MI Il tuo lavoro rivela la stretta relazione che hai con i soggetti ritratti. Sono particolarmente interessata al modo con il quale hai ritratto Mackenzie nel corso degli anni. Man mano che nella vostra relazione fiducia e intimità sono cresciute, è cambiato anche il tuo modo di ritrarla?
JG Mackenzie è per me un soggetto ideale, non solo perché essendo la mia compagna ho accesso a momenti di grande intimità con lei, ma anche perché come musicista, è una figura pubblica; e anche il rapporto pubblico vs privato è un tema chiave del mio lavoro. Le mie opere hanno sicuramente subito un’evoluzione nel corso della nostra relazione. Quando l’ho ritratta in “Erotic hand in public”, si coglieva essere l’inizio di un nuovo rapporto. Oggi, la dipingo in posture ed espressioni meno composte, e questo per me è un privilegio, mostra la solidità che caratterizza il nostro rapporto. Sono ritratti ancora più intimi, perché lasciare che qualcuno veda il tuo viso ed il tuo corpo così spontaneamente è indice di vicinanza e grande fiducia.
MI Quando lo spettatore guarda le opere assume il tuo punto di vista, che è anche lo sguardo di una mamma come in “Pose of an artist’s child”. La maternità ha influenzato il tuo lavoro? E qual è l’importanza di questo tema nel contesto dell’arte contemporanea oggi?

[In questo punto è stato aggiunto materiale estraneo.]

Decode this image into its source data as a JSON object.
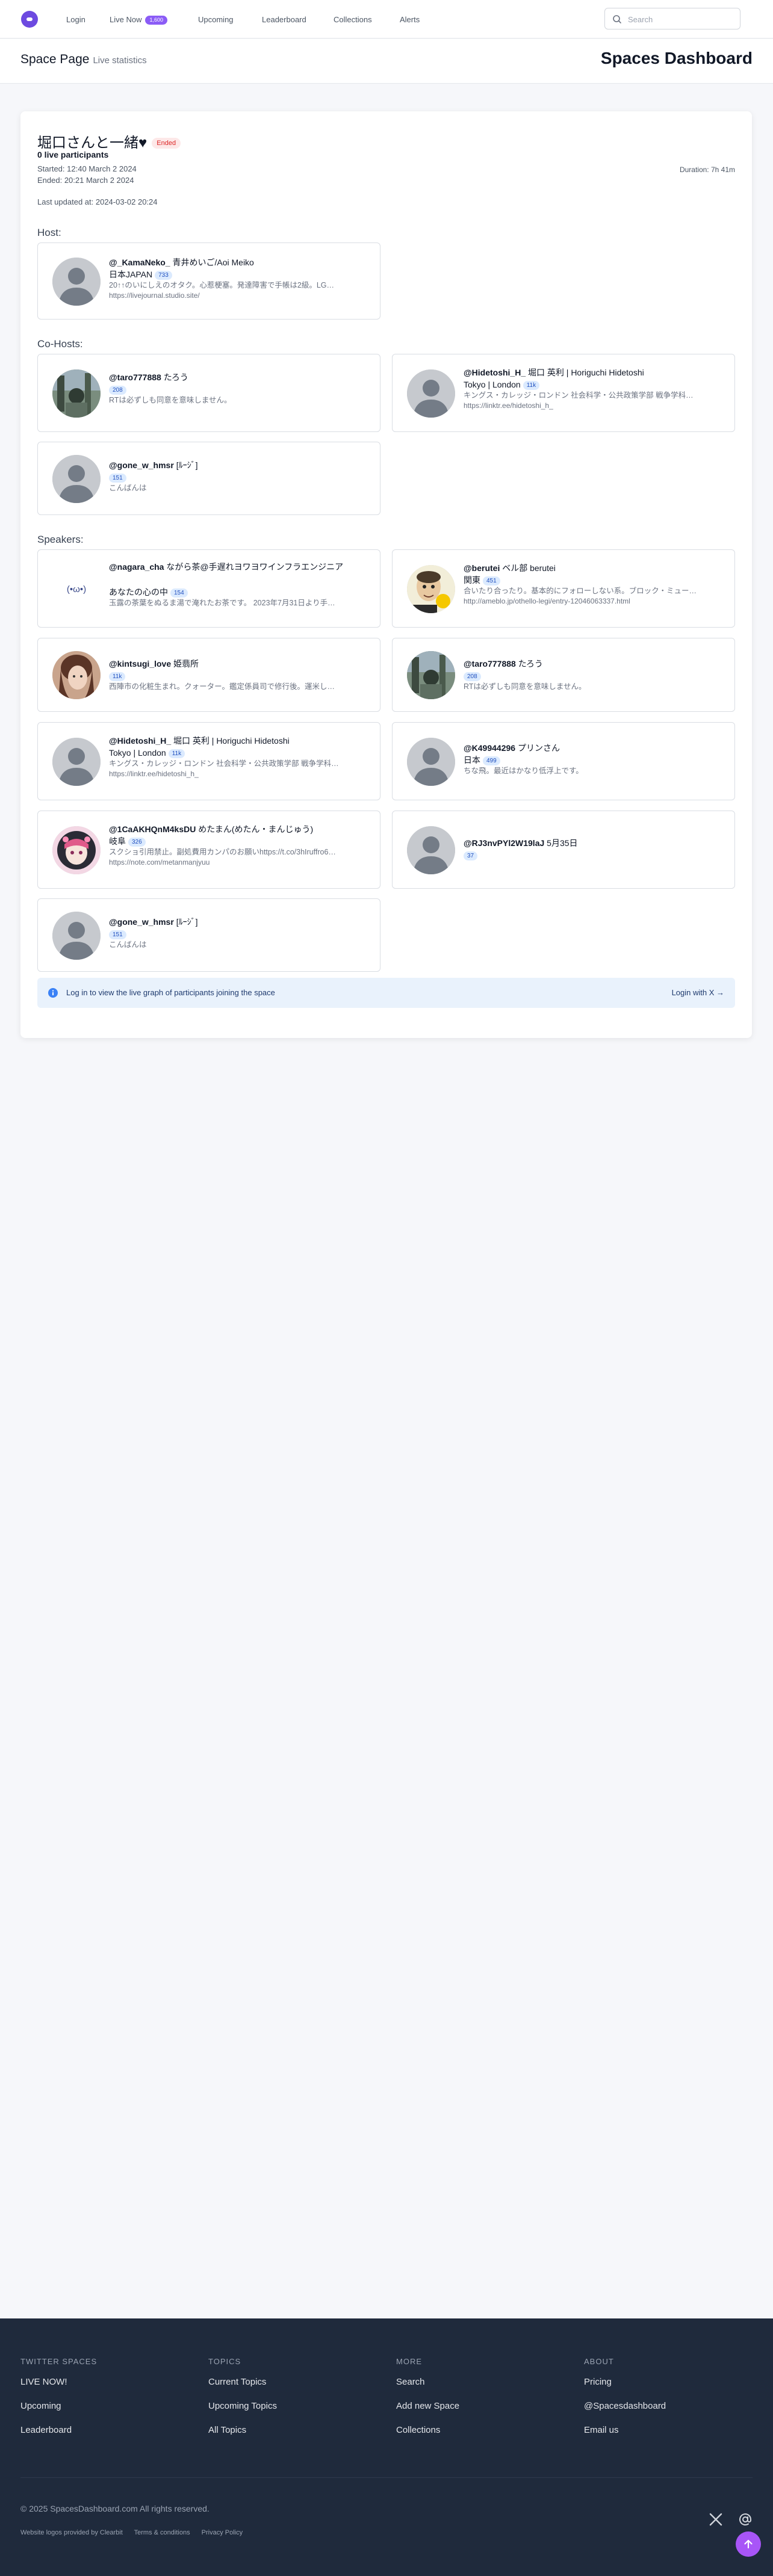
{
  "nav": {
    "login": "Login",
    "live_now": "Live Now",
    "live_count": "1,600",
    "upcoming": "Upcoming",
    "leaderboard": "Leaderboard",
    "collections": "Collections",
    "alerts": "Alerts",
    "search_placeholder": "Search"
  },
  "header": {
    "title": "Space Page",
    "subtitle": "Live statistics",
    "brand": "Spaces Dashboard"
  },
  "space": {
    "title": "堀口さんと一緒♥",
    "status": "Ended",
    "live_participants": "0 live participants",
    "started": "Started: 12:40 March 2 2024",
    "ended": "Ended: 20:21 March 2 2024",
    "last_updated": "Last updated at: 2024-03-02 20:24",
    "duration": "Duration: 7h 41m"
  },
  "labels": {
    "host": "Host:",
    "cohosts": "Co-Hosts:",
    "speakers": "Speakers:"
  },
  "host": {
    "handle": "@_KamaNeko_",
    "name": "青井めいご/Aoi Meiko",
    "location": "日本JAPAN",
    "count": "733",
    "bio": "20↑↑のいにしえのオタク。心惹梗塞。発達障害で手帳は2級。LG…",
    "link": "https://livejournal.studio.site/"
  },
  "cohosts": [
    {
      "handle": "@taro777888",
      "name": "たろう",
      "count": "208",
      "bio": "RTは必ずしも同意を意味しません。"
    },
    {
      "handle": "@Hidetoshi_H_",
      "name": "堀口 英利 | Horiguchi Hidetoshi",
      "location": "Tokyo | London",
      "count": "11k",
      "bio": "キングス・カレッジ・ロンドン 社会科学・公共政策学部 戦争学科…",
      "link": "https://linktr.ee/hidetoshi_h_"
    },
    {
      "handle": "@gone_w_hmsr",
      "name": "[ﾙｰｼﾞ]",
      "count": "151",
      "bio": "こんばんは"
    }
  ],
  "speakers": [
    {
      "handle": "@nagara_cha",
      "name": "ながら茶@手遅れヨワヨワインフラエンジニア",
      "location": "あなたの心の中",
      "count": "154",
      "bio": "玉露の茶葉をぬるま湯で淹れたお茶です。 2023年7月31日より手…",
      "avatar_text": "(•ω•)"
    },
    {
      "handle": "@berutei",
      "name": "ベル部 berutei",
      "location": "関東",
      "count": "451",
      "bio": "合いたり合ったり。基本的にフォローしない系。ブロック・ミュー…",
      "link": "http://ameblo.jp/othello-legi/entry-12046063337.html"
    },
    {
      "handle": "@kintsugi_love",
      "name": "姫翡所",
      "count": "11k",
      "bio": "西陣市の化粧生まれ。クォーター。鑑定係員司で修行後。運米し…"
    },
    {
      "handle": "@taro777888",
      "name": "たろう",
      "count": "208",
      "bio": "RTは必ずしも同意を意味しません。"
    },
    {
      "handle": "@Hidetoshi_H_",
      "name": "堀口 英利 | Horiguchi Hidetoshi",
      "location": "Tokyo | London",
      "count": "11k",
      "bio": "キングス・カレッジ・ロンドン 社会科学・公共政策学部 戦争学科…",
      "link": "https://linktr.ee/hidetoshi_h_"
    },
    {
      "handle": "@K49944296",
      "name": "プリンさん",
      "location": "日本",
      "count": "499",
      "bio": "ちな飛。最近はかなり低浮上です。"
    },
    {
      "handle": "@1CaAKHQnM4ksDU",
      "name": "めたまん(めたん・まんじゅう)",
      "location": "岐阜",
      "count": "326",
      "bio": "スクショ引用禁止。副処費用カンパのお願いhttps://t.co/3hIruffro6…",
      "link": "https://note.com/metanmanjyuu"
    },
    {
      "handle": "@RJ3nvPYl2W19laJ",
      "name": "5月35日",
      "count": "37"
    },
    {
      "handle": "@gone_w_hmsr",
      "name": "[ﾙｰｼﾞ]",
      "count": "151",
      "bio": "こんばんは"
    }
  ],
  "notice": {
    "message": "Log in to view the live graph of participants joining the space",
    "login_link": "Login with X →"
  },
  "footer": {
    "cols": [
      {
        "heading": "Twitter Spaces",
        "links": [
          "LIVE NOW!",
          "Upcoming",
          "Leaderboard"
        ]
      },
      {
        "heading": "Topics",
        "links": [
          "Current Topics",
          "Upcoming Topics",
          "All Topics"
        ]
      },
      {
        "heading": "More",
        "links": [
          "Search",
          "Add new Space",
          "Collections"
        ]
      },
      {
        "heading": "About",
        "links": [
          "Pricing",
          "@Spacesdashboard",
          "Email us"
        ]
      }
    ],
    "copyright": "© 2025 SpacesDashboard.com All rights reserved.",
    "small_links": [
      "Website logos provided by Clearbit",
      "Terms & conditions",
      "Privacy Policy"
    ]
  },
  "colors": {
    "accent": "#8b5cf6",
    "footer_bg": "#1f2a3c",
    "ended_badge": "#dc2626",
    "count_badge_bg": "#dbeafe"
  }
}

JG Quel lavoro racconta dell’innato senso di preservazione del soggetto ritratto. Credo che i bambini abbiano un istinto naturale nel ritrarsi da sguardi indesiderati, un aspetto per me molto interessante da esplorare in un dipinto, raffigurando solo una parte del viso di mio figlio, quella che lui mi ha permesso di vedere. Il tema della maternità è stato ampiamente marginalizzato negli ultimi cent’anni, e sono felice di vedere come oggi molte artiste abbiano deciso di dargli spazio.

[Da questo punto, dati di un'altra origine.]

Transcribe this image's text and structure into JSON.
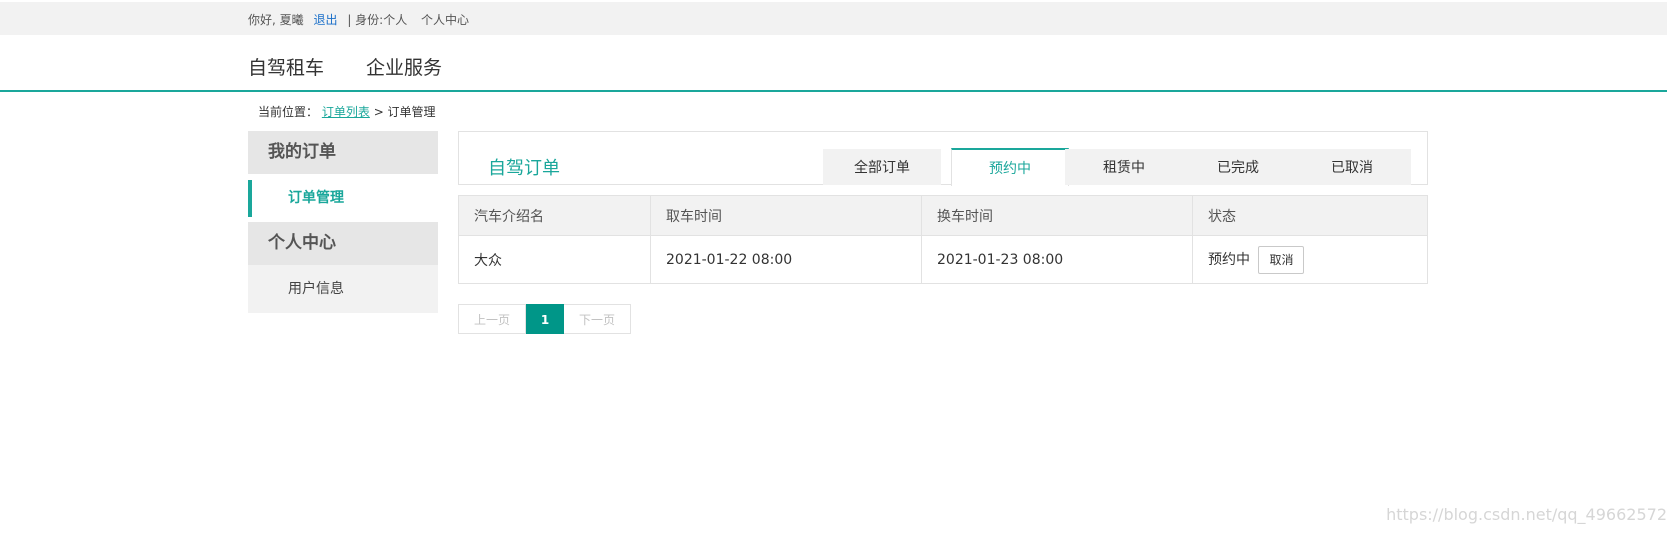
{
  "topbar": {
    "greeting": "你好, 夏曦",
    "logout": "退出",
    "role": "| 身份:个人",
    "center": "个人中心"
  },
  "nav": {
    "items": [
      "自驾租车",
      "企业服务"
    ]
  },
  "breadcrumb": {
    "prefix": "当前位置：",
    "link": "订单列表",
    "current": "> 订单管理"
  },
  "sidebar": {
    "groups": [
      {
        "title": "我的订单",
        "items": [
          "订单管理"
        ]
      },
      {
        "title": "个人中心",
        "items": [
          "用户信息"
        ]
      }
    ]
  },
  "orders": {
    "title": "自驾订单",
    "tabs": [
      "全部订单",
      "预约中",
      "租赁中",
      "已完成",
      "已取消"
    ],
    "active_tab": "预约中",
    "columns": [
      "汽车介绍名",
      "取车时间",
      "换车时间",
      "状态"
    ],
    "rows": [
      {
        "name": "大众",
        "pickup": "2021-01-22 08:00",
        "return": "2021-01-23 08:00",
        "status": "预约中",
        "action": "取消"
      }
    ]
  },
  "pager": {
    "prev": "上一页",
    "current": "1",
    "next": "下一页"
  },
  "watermark": "https://blog.csdn.net/qq_49662572",
  "colors": {
    "accent": "#1aa79b",
    "pager_active": "#009688",
    "link": "#1a6fc9"
  }
}
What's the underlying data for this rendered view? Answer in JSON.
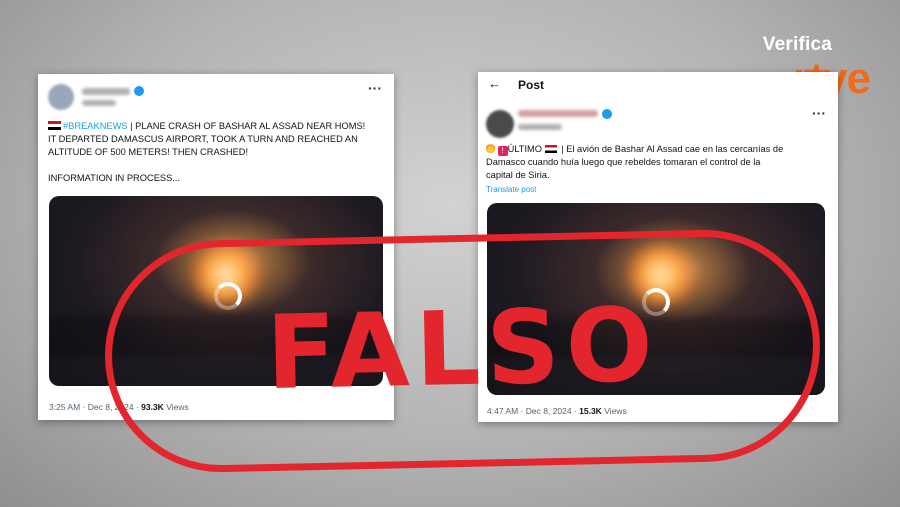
{
  "brand": {
    "top": "Verifica",
    "bottom": "rtve"
  },
  "left_post": {
    "hashtag": "#BREAKNEWS",
    "text_line1": " | PLANE CRASH OF BASHAR AL ASSAD NEAR HOMS!",
    "text_line2": "IT DEPARTED DAMASCUS AIRPORT, TOOK A TURN AND REACHED AN",
    "text_line3": "ALTITUDE OF 500 METERS! THEN CRASHED!",
    "text_line4": "INFORMATION IN PROCESS...",
    "timestamp": "3:25 AM · Dec 8, 2024 · ",
    "views_count": "93.3K",
    "views_label": " Views"
  },
  "right_post": {
    "header_title": "Post",
    "badge_label": "ÚLTIMO",
    "text_line1": " | El avión de Bashar Al Assad cae en las cercanías de",
    "text_line2": "Damasco cuando huía luego que rebeldes tomaran el control de la",
    "text_line3": "capital de Siria.",
    "translate": "Translate post",
    "timestamp": "4:47 AM · Dec 8, 2024 · ",
    "views_count": "15.3K",
    "views_label": " Views"
  },
  "stamp": {
    "label": "FALSO"
  },
  "colors": {
    "stamp": "#e3262d",
    "brand": "#f26a1b",
    "link": "#1d9bf0"
  },
  "icons": [
    "more-icon",
    "back-arrow-icon",
    "verified-icon",
    "loading-spinner-icon",
    "fire-emoji-icon",
    "syria-flag-icon"
  ]
}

“Io mi sono lasciata andare all’esplorazione di questi aspetti realizzando dipinti che non avrei mai fatto in passato per paura che fossero giudicati come sentimentali.”

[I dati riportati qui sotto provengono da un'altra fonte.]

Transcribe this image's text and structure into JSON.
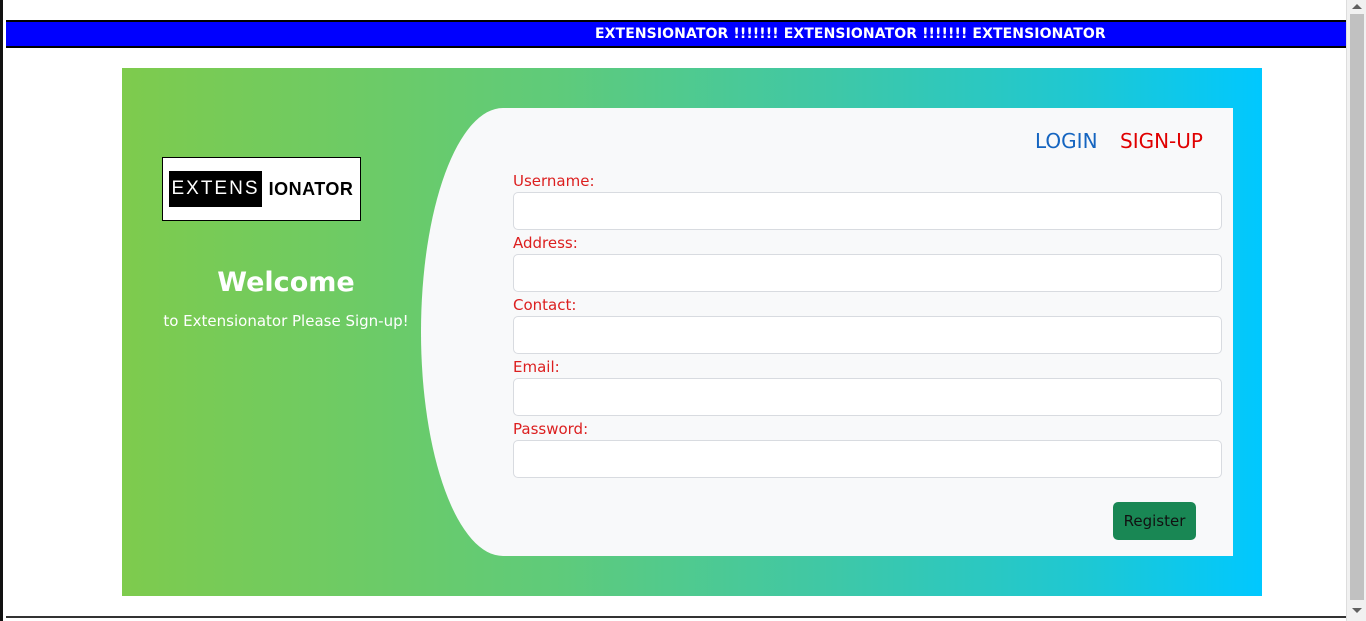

L’opera di Jenna What Am I Doing Here? I Should Ask You the Same, 2022 scelta per l’Art Cover di Muse, è ora parte della residenza della Frick Collection Living Histories: Queer Views and Old Masters. Un incredibile progetto annuale che espone il lavoro di quattro artisti basati a New York: Doron Langberg, Salman Toor, Jenna Gribbon, and Toyin Ojih Odutola. Ognuno presenta un lavoro singolo pensato per entrare in conversazione con gli iconici dipinti della collezione permanente della Frick, con particolare enfasi alle questioni di genere e identità tipicamente escluse dalle narrative dell’arte moderna europea.